North Carolina’s state legislature is widely known to be deeply gerrymandered. Its partisan makeup – solid Republican control for over a decade now – does not reflect North Carolina voters’ wishes, and nor does the state’s Congressional delegation. To better illustrate the disparity with (or, perhaps, contempt for) voters’ wishes, we made a simple graphical illustration of how votes cast in the 2020 election compare with the seat distribution:
In the 2020 election, more North Carolinians actually chose Democrats to represent them in the U.S. Congress than they did Republican candidates. Regardless, the GOP still won 8 (61.5%) of the state’s 13 seats. And Republican leaders are now widely rumored to be working on finding a way to draw a solidly Republican 14th Congressional district.
The Princeton Gerrymandering Project put it bluntly:
In states where legislators draw maps but the court system has been historically inclined to intervene immediately when gerrymandering is identified, legislators are discouraged from drawing unfair boundaries. And in states where the governor has authority to veto gerrymandered maps, the research group found fewer aberrations.
“But I think in North Carolina we sort of see none of that happening,” Wheelen said, “and we see the legislature having control to get whatever lines they want passed in the next redistricting cycle. And so I think that’s what’s different, that’s what makes North Carolina feel so much worse. And it’s also combined with a history where North Carolina has been able to do this and it’s been part of the politics for so long.”

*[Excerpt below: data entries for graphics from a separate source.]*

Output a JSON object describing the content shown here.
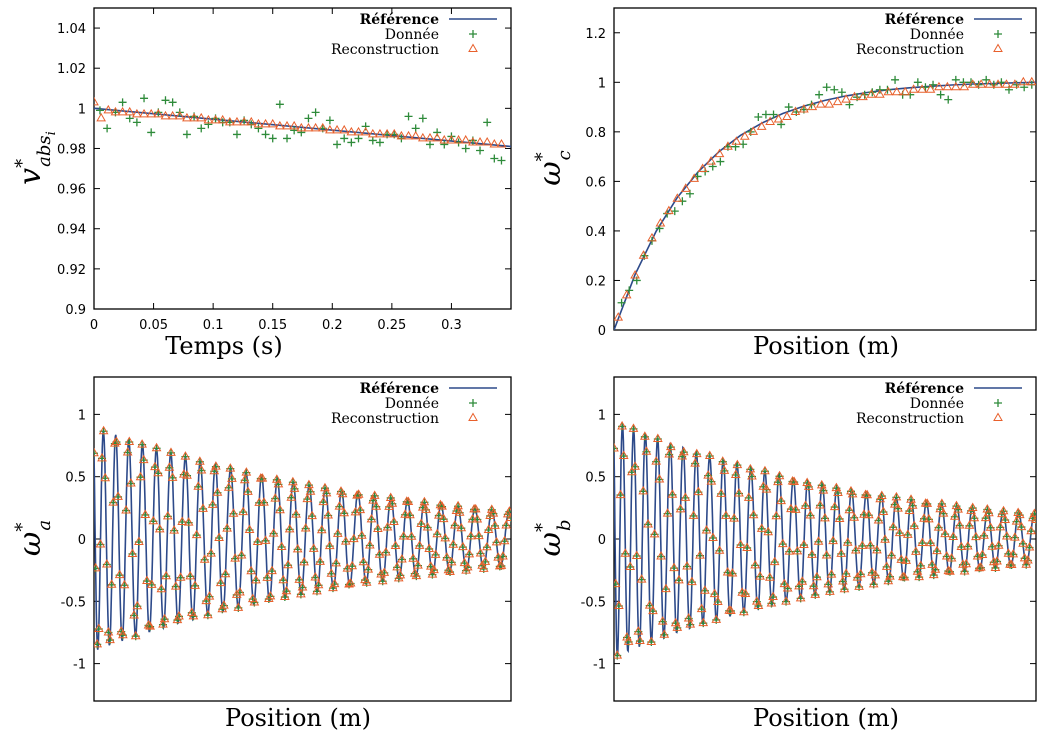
{
  "chart_data": [
    {
      "type": "line",
      "xlabel": "Temps (s)",
      "ylabel": {
        "main": "v",
        "sup": "*",
        "sub": "abs",
        "subsub": "i"
      },
      "xlim": [
        0,
        0.35
      ],
      "ylim": [
        0.9,
        1.05
      ],
      "xticks": [
        0,
        0.05,
        0.1,
        0.15,
        0.2,
        0.25,
        0.3
      ],
      "xtick_labels": [
        "0",
        "0.05",
        "0.1",
        "0.15",
        "0.2",
        "0.25",
        "0.3"
      ],
      "yticks": [
        0.9,
        0.92,
        0.94,
        0.96,
        0.98,
        1.0,
        1.02,
        1.04
      ],
      "ytick_labels": [
        "0.9",
        "0.92",
        "0.94",
        "0.96",
        "0.98",
        "1",
        "1.02",
        "1.04"
      ],
      "grid": false,
      "legend_position": "top-right",
      "series": [
        {
          "name": "Référence",
          "style": "line",
          "color": "#2d4a8a",
          "x": [
            0,
            0.35
          ],
          "y": [
            1.0,
            0.981
          ]
        },
        {
          "name": "Donnée",
          "style": "plus",
          "color": "#2e8b3a",
          "x": [
            0.005,
            0.011,
            0.018,
            0.024,
            0.03,
            0.036,
            0.042,
            0.048,
            0.054,
            0.06,
            0.066,
            0.072,
            0.078,
            0.084,
            0.09,
            0.096,
            0.102,
            0.108,
            0.114,
            0.12,
            0.126,
            0.132,
            0.138,
            0.144,
            0.15,
            0.156,
            0.162,
            0.168,
            0.174,
            0.18,
            0.186,
            0.192,
            0.198,
            0.204,
            0.21,
            0.216,
            0.222,
            0.228,
            0.234,
            0.24,
            0.246,
            0.252,
            0.258,
            0.264,
            0.27,
            0.276,
            0.282,
            0.288,
            0.294,
            0.3,
            0.306,
            0.312,
            0.318,
            0.324,
            0.33,
            0.336,
            0.342
          ],
          "y": [
            0.999,
            0.99,
            0.998,
            1.003,
            0.995,
            0.993,
            1.005,
            0.988,
            0.998,
            1.004,
            1.003,
            0.998,
            0.987,
            0.996,
            0.99,
            0.992,
            0.995,
            0.993,
            0.993,
            0.987,
            0.994,
            0.992,
            0.99,
            0.987,
            0.985,
            1.002,
            0.985,
            0.989,
            0.988,
            0.995,
            0.998,
            0.99,
            0.994,
            0.982,
            0.985,
            0.983,
            0.985,
            0.991,
            0.984,
            0.983,
            0.987,
            0.987,
            0.985,
            0.996,
            0.99,
            0.995,
            0.982,
            0.988,
            0.982,
            0.986,
            0.983,
            0.98,
            0.984,
            0.979,
            0.993,
            0.975,
            0.974
          ]
        },
        {
          "name": "Reconstruction",
          "style": "triangle",
          "color": "#e8602c",
          "x": [
            0.0,
            0.006,
            0.012,
            0.018,
            0.024,
            0.03,
            0.036,
            0.042,
            0.048,
            0.054,
            0.06,
            0.066,
            0.072,
            0.078,
            0.084,
            0.09,
            0.096,
            0.102,
            0.108,
            0.114,
            0.12,
            0.126,
            0.132,
            0.138,
            0.144,
            0.15,
            0.156,
            0.162,
            0.168,
            0.174,
            0.18,
            0.186,
            0.192,
            0.198,
            0.204,
            0.21,
            0.216,
            0.222,
            0.228,
            0.234,
            0.24,
            0.246,
            0.252,
            0.258,
            0.264,
            0.27,
            0.276,
            0.282,
            0.288,
            0.294,
            0.3,
            0.306,
            0.312,
            0.318,
            0.324,
            0.33,
            0.336,
            0.342
          ],
          "y": [
            1.003,
            0.995,
            0.999,
            0.998,
            0.998,
            0.998,
            0.997,
            0.997,
            0.997,
            0.997,
            0.996,
            0.996,
            0.996,
            0.995,
            0.995,
            0.995,
            0.994,
            0.994,
            0.994,
            0.993,
            0.993,
            0.993,
            0.993,
            0.992,
            0.992,
            0.992,
            0.991,
            0.991,
            0.991,
            0.99,
            0.99,
            0.99,
            0.99,
            0.989,
            0.989,
            0.989,
            0.988,
            0.988,
            0.988,
            0.987,
            0.987,
            0.987,
            0.987,
            0.986,
            0.986,
            0.986,
            0.985,
            0.985,
            0.985,
            0.984,
            0.984,
            0.984,
            0.984,
            0.983,
            0.983,
            0.983,
            0.982,
            0.982
          ]
        }
      ]
    },
    {
      "type": "line",
      "xlabel": "Position (m)",
      "ylabel": {
        "main": "ω",
        "sup": "*",
        "sub": "c"
      },
      "xlim": [
        0,
        1
      ],
      "ylim": [
        0,
        1.3
      ],
      "xticks": [],
      "yticks": [
        0,
        0.2,
        0.4,
        0.6,
        0.8,
        1.0,
        1.2
      ],
      "ytick_labels": [
        "0",
        "0.2",
        "0.4",
        "0.6",
        "0.8",
        "1",
        "1.2"
      ],
      "grid": false,
      "legend_position": "top-right",
      "series": [
        {
          "name": "Référence",
          "style": "line",
          "color": "#2d4a8a",
          "x": [
            0,
            0.05,
            0.1,
            0.15,
            0.2,
            0.25,
            0.3,
            0.35,
            0.4,
            0.45,
            0.5,
            0.55,
            0.6,
            0.65,
            0.7,
            0.75,
            0.8,
            0.85,
            0.9,
            0.95,
            1.0
          ],
          "y": [
            0.0,
            0.224,
            0.399,
            0.535,
            0.64,
            0.722,
            0.786,
            0.835,
            0.874,
            0.904,
            0.927,
            0.945,
            0.959,
            0.97,
            0.978,
            0.984,
            0.989,
            0.993,
            0.995,
            0.998,
            1.0
          ]
        },
        {
          "name": "Donnée",
          "style": "plus",
          "color": "#2e8b3a",
          "x": [
            0.018,
            0.036,
            0.054,
            0.072,
            0.09,
            0.108,
            0.126,
            0.144,
            0.162,
            0.18,
            0.198,
            0.216,
            0.234,
            0.252,
            0.27,
            0.288,
            0.306,
            0.324,
            0.342,
            0.36,
            0.378,
            0.396,
            0.414,
            0.432,
            0.45,
            0.468,
            0.486,
            0.504,
            0.522,
            0.54,
            0.558,
            0.576,
            0.594,
            0.612,
            0.63,
            0.648,
            0.666,
            0.684,
            0.702,
            0.72,
            0.738,
            0.756,
            0.774,
            0.792,
            0.81,
            0.828,
            0.846,
            0.864,
            0.882,
            0.9,
            0.918,
            0.936,
            0.954,
            0.972,
            0.99
          ],
          "y": [
            0.11,
            0.16,
            0.2,
            0.3,
            0.36,
            0.41,
            0.47,
            0.48,
            0.52,
            0.55,
            0.62,
            0.64,
            0.66,
            0.68,
            0.74,
            0.74,
            0.75,
            0.8,
            0.86,
            0.87,
            0.87,
            0.83,
            0.9,
            0.88,
            0.89,
            0.91,
            0.95,
            0.98,
            0.97,
            0.96,
            0.91,
            0.94,
            0.95,
            0.96,
            0.97,
            0.97,
            1.01,
            0.95,
            0.95,
            1.0,
            0.98,
            0.99,
            0.95,
            0.93,
            1.01,
            1.0,
            1.0,
            0.99,
            1.01,
            0.99,
            1.0,
            0.97,
            0.99,
            0.98,
            0.99
          ]
        },
        {
          "name": "Reconstruction",
          "style": "triangle",
          "color": "#e8602c",
          "x": [
            0.01,
            0.03,
            0.05,
            0.07,
            0.09,
            0.11,
            0.13,
            0.15,
            0.17,
            0.19,
            0.21,
            0.23,
            0.25,
            0.27,
            0.29,
            0.31,
            0.33,
            0.35,
            0.37,
            0.39,
            0.41,
            0.43,
            0.45,
            0.47,
            0.49,
            0.51,
            0.53,
            0.55,
            0.57,
            0.59,
            0.61,
            0.63,
            0.65,
            0.67,
            0.69,
            0.71,
            0.73,
            0.75,
            0.77,
            0.79,
            0.81,
            0.83,
            0.85,
            0.87,
            0.89,
            0.91,
            0.93,
            0.95,
            0.97,
            0.99
          ],
          "y": [
            0.05,
            0.14,
            0.22,
            0.3,
            0.37,
            0.43,
            0.48,
            0.53,
            0.57,
            0.61,
            0.65,
            0.68,
            0.71,
            0.74,
            0.76,
            0.78,
            0.8,
            0.82,
            0.84,
            0.85,
            0.86,
            0.88,
            0.89,
            0.9,
            0.91,
            0.91,
            0.92,
            0.93,
            0.94,
            0.94,
            0.95,
            0.95,
            0.96,
            0.96,
            0.96,
            0.97,
            0.97,
            0.97,
            0.98,
            0.98,
            0.98,
            0.98,
            0.99,
            0.99,
            0.99,
            0.99,
            0.99,
            0.99,
            1.0,
            1.0
          ]
        }
      ]
    },
    {
      "type": "line",
      "xlabel": "Position (m)",
      "ylabel": {
        "main": "ω",
        "sup": "*",
        "sub": "a"
      },
      "xlim": [
        0,
        1
      ],
      "ylim": [
        -1.3,
        1.3
      ],
      "xticks": [],
      "yticks": [
        -1,
        -0.5,
        0,
        0.5,
        1
      ],
      "ytick_labels": [
        "-1",
        "-0.5",
        "0",
        "0.5",
        "1"
      ],
      "grid": false,
      "legend_position": "top-right",
      "oscillation": {
        "amplitude_start": 0.9,
        "amplitude_end": 0.22,
        "cycles": 27,
        "peak": 1.0,
        "trough": -0.88
      },
      "series": [
        {
          "name": "Référence",
          "style": "line",
          "color": "#2d4a8a"
        },
        {
          "name": "Donnée",
          "style": "plus",
          "color": "#2e8b3a"
        },
        {
          "name": "Reconstruction",
          "style": "triangle",
          "color": "#e8602c"
        }
      ]
    },
    {
      "type": "line",
      "xlabel": "Position (m)",
      "ylabel": {
        "main": "ω",
        "sup": "*",
        "sub": "b"
      },
      "xlim": [
        0,
        1
      ],
      "ylim": [
        -1.3,
        1.3
      ],
      "xticks": [],
      "yticks": [
        -1,
        -0.5,
        0,
        0.5,
        1
      ],
      "ytick_labels": [
        "-1",
        "-0.5",
        "0",
        "0.5",
        "1"
      ],
      "grid": false,
      "legend_position": "top-right",
      "oscillation": {
        "amplitude_start": 0.95,
        "amplitude_end": 0.2,
        "cycles": 30,
        "peak": 0.95,
        "trough": -1.0
      },
      "series": [
        {
          "name": "Référence",
          "style": "line",
          "color": "#2d4a8a"
        },
        {
          "name": "Donnée",
          "style": "plus",
          "color": "#2e8b3a"
        },
        {
          "name": "Reconstruction",
          "style": "triangle",
          "color": "#e8602c"
        }
      ]
    }
  ]
}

To be sure, Democrats were guilty of gerrymandering back when they controlled North Carolina’s legislature as well. One must go back nearly 20 years – 2001 – for an example of that, but it did happen. Yet even that requires some important caveats.
Democrats were either not very good at drawing gerrymanders in their day, or at least were not very aggressive with them. From 1995 to 1999, Republicans enjoyed a controlling majority of the State House, which they won under a Democratic-drawn map. This reflected political power commensurate with voters’ choices in the 1994 and 1996 elections. They again won a majority in the 2002 election for the State House – again, under a Democratic map – which then became a tie when one Republican member switched parties to caucus with the Democrats.
Longtime observers of gerrymandering will note that map drawers of that bygone era did not have access to the powerful software tools that allowed hyperspecific precinct-by-precinct mapping and forecasting, which has now become standard. But it was also the case that Democratic gerrymanders were not very “good” – that is, aggressive – simply because they did not need to be. Democrats of that era regularly won actual voter majorities, even from people who also voted for candidates like Republican Jesse Helms, the infamous racist demagogue. National partisan polarization of the likes of the 2020s had not yet emerged.
From the vantage point of 2021, such a world sounds alien to us now. Today, nearly all legislators in the General Assembly sit in districts custom-drawn to deliver them to victory by 20 or 30 or more points. Only 17 out of 120 members of the State House won their districts by 10 points or less in 2020. Most of these were Democrats, who are forced to compete in much more difficult districts than are Republicans.
To be sure, gerrymandering is not the only problem Democrats face in North Carolina politics. But it is still a very large one. Not only does Republican gerrymandering put them perennially on the verge of a legislative supermajority, but due to the nature of the caucus system and campaign finance, it directs enormous resources, money and media solicitude their way as well. The Republican gerrymander of North Carolina will not last forever. But absent federal action – which is clearly warranted – it could very easily last for a second decade, if not more.